1 || PROPUESTA
𝐂𝐀𝐏Í𝐓𝐔𝐋𝐎 𝐏𝐑𝐈𝐌𝐄𝐑𝐎:
𝐏𝐑𝐎𝐏𝐔𝐄𝐒𝐓𝐀
<<La razón de mi visita es hacerle una propuesta...
Una propuesta que no podrá rechazar.>>
𝟏𝟏 𝐝𝐞 𝐦𝐚𝐫𝐳𝐨, 𝟏𝟖𝟓𝟕.
𝐂𝐫𝐢𝐦𝐬𝐡𝐚𝐰 𝐇𝐚𝐥𝐥, 𝐑𝐞𝐝𝐝𝐬𝐡𝐢𝐫𝐞 (𝐈𝐧𝐠𝐥𝐚𝐭𝐞𝐫𝐫𝐚)
𝐀gotado, Tobias, marqués consorte de Moncrief —"no, ya no", se tuvo que recordar a sí mismo— y conde de Reddshire, se dejó caer sobre el diván de terciopelo escarlata con todo el cansancio que había acumulado en los últimos tiempos pesándole en el cuerpo. Se cumplía el tercer mes desde que aquella pesadilla había dado comienzo, y sabía la diosa Luna que aquello aún estaba lejos de terminar. "Quizás todo esto, las miradas, los rumores, la vergüenza... quizás nunca cesen", pensó con amargura, mientras se masajeaba la frente con un rictus de dolor grabado en el rostro. Una migraña se gestaba entre sus cejas desde hacía casi una hora y lo único que deseaba en aquel momento era tumbarse allí mismo y dormir. Dormir... Últimamente, el sueño era la última e infranqueable barrera entre aquella dolorosa realidad y él.
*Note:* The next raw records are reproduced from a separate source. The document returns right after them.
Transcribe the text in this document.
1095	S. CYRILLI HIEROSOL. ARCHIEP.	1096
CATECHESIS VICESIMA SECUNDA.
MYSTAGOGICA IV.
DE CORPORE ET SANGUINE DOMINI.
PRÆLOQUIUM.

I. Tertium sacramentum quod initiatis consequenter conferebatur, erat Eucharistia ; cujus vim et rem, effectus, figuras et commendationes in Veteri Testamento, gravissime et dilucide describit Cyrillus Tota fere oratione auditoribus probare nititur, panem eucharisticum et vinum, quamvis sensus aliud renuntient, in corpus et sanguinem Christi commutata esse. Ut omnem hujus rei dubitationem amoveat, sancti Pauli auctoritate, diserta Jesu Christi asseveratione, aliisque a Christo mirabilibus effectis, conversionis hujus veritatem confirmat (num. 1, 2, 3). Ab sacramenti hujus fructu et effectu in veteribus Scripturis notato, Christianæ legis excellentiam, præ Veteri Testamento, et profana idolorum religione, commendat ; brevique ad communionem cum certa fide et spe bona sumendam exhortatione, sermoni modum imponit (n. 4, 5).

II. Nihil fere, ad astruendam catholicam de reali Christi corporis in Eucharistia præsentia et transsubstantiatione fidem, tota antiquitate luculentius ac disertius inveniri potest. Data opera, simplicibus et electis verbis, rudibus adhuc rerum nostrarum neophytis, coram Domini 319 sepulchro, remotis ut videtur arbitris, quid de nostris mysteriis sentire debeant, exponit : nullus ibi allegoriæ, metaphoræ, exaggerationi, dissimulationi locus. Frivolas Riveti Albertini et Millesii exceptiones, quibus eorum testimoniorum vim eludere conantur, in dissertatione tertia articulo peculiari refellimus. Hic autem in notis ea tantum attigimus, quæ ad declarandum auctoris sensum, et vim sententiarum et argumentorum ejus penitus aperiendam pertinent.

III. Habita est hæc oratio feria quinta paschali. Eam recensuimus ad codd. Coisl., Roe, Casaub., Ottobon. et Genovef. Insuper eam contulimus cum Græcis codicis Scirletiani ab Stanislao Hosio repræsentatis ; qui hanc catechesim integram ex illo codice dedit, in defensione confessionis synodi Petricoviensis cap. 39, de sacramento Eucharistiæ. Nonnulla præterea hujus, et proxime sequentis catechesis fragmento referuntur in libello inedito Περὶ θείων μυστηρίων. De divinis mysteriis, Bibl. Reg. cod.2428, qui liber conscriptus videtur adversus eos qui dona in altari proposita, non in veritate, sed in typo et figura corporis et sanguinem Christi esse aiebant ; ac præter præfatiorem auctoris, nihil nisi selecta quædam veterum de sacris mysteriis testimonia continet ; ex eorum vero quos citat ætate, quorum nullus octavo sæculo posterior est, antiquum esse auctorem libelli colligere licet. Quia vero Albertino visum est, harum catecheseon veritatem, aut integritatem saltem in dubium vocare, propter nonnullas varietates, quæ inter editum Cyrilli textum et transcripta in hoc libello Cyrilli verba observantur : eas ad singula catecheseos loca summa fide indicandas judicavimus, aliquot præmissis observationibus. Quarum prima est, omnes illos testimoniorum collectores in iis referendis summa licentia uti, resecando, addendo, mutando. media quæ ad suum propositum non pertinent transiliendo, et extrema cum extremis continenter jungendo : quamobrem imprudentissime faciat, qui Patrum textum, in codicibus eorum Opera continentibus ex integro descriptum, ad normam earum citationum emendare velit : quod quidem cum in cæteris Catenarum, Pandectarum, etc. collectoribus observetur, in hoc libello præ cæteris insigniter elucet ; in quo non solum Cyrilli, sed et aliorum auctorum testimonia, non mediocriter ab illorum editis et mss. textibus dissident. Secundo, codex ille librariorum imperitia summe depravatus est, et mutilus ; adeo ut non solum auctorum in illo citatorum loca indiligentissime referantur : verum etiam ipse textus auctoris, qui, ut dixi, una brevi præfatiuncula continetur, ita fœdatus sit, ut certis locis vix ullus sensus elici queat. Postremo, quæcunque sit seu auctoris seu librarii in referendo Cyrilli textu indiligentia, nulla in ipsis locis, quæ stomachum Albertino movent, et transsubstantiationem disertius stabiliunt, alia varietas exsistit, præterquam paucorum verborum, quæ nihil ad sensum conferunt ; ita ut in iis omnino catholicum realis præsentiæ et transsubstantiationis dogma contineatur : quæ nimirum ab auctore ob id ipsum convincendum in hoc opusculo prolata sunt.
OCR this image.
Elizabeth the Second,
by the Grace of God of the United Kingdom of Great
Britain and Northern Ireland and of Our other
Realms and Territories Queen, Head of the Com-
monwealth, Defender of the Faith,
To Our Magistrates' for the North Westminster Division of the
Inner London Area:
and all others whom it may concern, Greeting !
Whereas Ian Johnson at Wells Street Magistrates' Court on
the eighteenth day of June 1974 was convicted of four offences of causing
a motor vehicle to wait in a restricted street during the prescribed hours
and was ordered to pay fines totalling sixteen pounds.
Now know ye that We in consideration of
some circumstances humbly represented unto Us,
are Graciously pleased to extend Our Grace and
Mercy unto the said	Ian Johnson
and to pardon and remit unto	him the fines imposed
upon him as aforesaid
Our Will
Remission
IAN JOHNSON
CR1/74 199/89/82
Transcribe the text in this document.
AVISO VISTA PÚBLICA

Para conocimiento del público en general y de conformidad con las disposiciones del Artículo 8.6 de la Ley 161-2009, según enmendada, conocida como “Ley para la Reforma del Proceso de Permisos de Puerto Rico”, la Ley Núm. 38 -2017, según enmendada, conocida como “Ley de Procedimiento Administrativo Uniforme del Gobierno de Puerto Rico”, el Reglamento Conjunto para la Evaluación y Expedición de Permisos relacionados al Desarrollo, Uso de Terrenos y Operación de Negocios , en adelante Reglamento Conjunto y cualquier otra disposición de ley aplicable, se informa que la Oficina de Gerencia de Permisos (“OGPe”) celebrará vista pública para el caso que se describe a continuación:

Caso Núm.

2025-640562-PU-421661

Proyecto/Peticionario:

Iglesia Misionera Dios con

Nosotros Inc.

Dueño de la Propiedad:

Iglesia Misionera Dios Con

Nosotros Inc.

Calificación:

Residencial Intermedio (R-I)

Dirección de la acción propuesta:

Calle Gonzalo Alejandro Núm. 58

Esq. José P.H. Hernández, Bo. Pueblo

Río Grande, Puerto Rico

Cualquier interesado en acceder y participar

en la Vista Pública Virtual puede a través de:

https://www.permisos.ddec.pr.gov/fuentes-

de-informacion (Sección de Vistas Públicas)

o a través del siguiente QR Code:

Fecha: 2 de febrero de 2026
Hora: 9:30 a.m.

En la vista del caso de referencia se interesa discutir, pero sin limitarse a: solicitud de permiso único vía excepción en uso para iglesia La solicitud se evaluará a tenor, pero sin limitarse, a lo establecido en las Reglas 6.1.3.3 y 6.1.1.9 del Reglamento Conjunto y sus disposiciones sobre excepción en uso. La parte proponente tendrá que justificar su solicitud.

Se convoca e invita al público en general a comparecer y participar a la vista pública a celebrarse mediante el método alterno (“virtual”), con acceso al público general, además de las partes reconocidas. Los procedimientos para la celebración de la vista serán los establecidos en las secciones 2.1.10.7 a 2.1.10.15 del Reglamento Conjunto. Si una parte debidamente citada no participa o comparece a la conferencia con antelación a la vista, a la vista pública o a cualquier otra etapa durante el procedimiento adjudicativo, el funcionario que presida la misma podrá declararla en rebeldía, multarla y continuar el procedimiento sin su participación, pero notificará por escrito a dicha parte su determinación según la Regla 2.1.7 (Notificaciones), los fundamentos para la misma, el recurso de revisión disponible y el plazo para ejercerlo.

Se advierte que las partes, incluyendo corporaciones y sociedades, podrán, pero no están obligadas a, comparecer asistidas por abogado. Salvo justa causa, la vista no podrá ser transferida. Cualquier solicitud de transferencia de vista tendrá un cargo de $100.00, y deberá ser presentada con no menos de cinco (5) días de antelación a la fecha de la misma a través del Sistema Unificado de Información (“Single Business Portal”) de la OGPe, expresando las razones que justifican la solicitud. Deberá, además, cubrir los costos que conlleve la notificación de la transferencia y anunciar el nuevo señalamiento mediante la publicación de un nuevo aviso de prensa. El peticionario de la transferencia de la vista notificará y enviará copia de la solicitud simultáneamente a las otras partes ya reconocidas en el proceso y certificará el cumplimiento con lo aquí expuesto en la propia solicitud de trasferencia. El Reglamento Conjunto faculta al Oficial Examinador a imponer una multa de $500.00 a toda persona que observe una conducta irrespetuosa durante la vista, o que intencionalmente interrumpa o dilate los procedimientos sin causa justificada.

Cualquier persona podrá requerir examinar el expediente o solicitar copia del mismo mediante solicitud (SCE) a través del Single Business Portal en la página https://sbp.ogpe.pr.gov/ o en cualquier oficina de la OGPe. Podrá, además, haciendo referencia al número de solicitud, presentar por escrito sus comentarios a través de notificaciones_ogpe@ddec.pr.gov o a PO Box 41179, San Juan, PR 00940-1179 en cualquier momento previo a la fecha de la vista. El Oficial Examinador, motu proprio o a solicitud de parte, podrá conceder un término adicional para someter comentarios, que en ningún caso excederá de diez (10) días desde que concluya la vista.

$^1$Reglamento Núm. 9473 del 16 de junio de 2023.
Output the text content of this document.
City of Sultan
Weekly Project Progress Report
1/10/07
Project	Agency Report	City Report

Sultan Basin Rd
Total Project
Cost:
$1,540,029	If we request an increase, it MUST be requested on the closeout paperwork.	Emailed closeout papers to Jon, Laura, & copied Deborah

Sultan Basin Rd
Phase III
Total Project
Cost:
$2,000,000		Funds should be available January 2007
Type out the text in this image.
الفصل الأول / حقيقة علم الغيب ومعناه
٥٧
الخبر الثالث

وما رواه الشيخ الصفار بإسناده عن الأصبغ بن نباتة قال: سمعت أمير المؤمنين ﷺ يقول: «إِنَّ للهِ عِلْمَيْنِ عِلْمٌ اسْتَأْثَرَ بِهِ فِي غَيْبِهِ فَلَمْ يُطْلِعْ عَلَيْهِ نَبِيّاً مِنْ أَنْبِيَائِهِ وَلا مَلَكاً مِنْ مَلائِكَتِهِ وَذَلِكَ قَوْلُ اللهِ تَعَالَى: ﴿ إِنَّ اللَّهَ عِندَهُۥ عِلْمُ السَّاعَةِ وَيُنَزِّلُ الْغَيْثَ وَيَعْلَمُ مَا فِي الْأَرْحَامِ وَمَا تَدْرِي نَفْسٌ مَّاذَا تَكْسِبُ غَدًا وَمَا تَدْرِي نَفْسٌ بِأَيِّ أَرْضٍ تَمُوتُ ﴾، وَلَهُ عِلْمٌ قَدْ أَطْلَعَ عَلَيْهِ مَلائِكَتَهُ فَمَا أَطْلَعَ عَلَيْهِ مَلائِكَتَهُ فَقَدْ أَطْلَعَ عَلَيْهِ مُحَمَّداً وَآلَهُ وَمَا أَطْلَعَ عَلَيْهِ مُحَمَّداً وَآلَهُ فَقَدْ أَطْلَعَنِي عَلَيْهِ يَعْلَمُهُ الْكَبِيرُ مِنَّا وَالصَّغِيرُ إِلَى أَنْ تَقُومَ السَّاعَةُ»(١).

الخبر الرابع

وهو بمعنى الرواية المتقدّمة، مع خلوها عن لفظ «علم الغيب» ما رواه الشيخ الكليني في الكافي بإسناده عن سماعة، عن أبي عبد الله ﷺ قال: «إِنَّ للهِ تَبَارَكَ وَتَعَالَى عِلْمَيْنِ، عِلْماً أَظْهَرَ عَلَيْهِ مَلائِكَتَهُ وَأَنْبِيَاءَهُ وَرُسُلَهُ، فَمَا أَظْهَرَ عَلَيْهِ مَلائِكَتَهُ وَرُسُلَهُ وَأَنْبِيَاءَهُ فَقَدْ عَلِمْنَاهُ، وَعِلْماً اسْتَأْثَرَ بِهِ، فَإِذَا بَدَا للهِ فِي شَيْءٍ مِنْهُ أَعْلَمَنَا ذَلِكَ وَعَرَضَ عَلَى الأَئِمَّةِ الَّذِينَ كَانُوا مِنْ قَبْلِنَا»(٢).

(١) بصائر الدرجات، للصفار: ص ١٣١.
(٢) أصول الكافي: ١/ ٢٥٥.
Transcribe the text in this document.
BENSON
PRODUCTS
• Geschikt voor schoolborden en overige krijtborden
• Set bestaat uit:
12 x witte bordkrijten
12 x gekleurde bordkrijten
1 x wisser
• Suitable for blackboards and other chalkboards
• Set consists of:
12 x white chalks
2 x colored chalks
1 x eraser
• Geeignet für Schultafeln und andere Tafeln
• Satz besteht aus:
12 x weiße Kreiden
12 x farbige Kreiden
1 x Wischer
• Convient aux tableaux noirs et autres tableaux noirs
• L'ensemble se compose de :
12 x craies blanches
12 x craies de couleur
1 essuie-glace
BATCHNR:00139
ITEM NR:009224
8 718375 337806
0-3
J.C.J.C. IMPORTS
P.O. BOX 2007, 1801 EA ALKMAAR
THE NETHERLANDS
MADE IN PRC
Había fallado. No, le habían fallado a él, como le había corregido su hermana con resolución, en un estimable intento de relevarlo del peso de la culpabilidad que el ojo público había puesto sobre sus hombros, pero aquello no cambiaba en nada la opinión respecto a él. Toda Inglaterra sabía que había fallado a su esposo. Porque no era misterio que un Alfa podía —y muy frecuentemente, llegaría a— ser infiel, ¿pero abandonar a su Omega? ¿Qué tan patético tenía que ser para que el otro tomase esa decisión?
"Patético". La palabra hizo eco en su embotada mente. Tal vez aquél era el calificativo que mejor le quedaba.
Sus pensamientos quedaron suspendidos en el vacío cuando su doncella, Albertine, entró a la sala con un cuenco de frambuesas que no recordaba haberle pedido. Tobias la saludó con un lamentable intento de sonrisa que hizo que la mujer adquiriese una expresión piadosa, como una madre que ve a su cachorro regresar a su lado con una rodilla raspada y los ojos desbordantes de lágrimas. Su sola presencia amainó la tormenta de emociones encontradas que se había abatido sobre sus pensamientos; hacía tiempo que aquella humilde Beta de buen corazón se había convertido en lo más cercano que tenía a una madre, y le agradecía todos los días por ello.
—¿Puedo hacer algo más por usted, mi señor (1)? — preguntó, después de dejar el plato en una mesa a su lado.
—No, querida —negó. A pesar de conocer que eran nacidas de la compasión y del cariño, no deseaba sus atenciones, ni su lástima. Solo quería estar solo, escondido... Hasta que todo acabase por fin — Puedes retirarte.
La mujer abandonó el salón, pero a penas unos minutos después, cuando los párpados comenzaron a pesarle alarmantemente para ser mediodía, volvió a entrar, con un rostro inquieto.
—Mi señor...
—No necesito nada — repitió con una voz adolorida.
—No se trata de eso... Hay un hombre en la entrada. Dice que quiere hablar con usted.
La somnolencia lo abandonó de golpe. Como pudo, volvió a sentarse recto en el canapé, con todos los miembros en tensión.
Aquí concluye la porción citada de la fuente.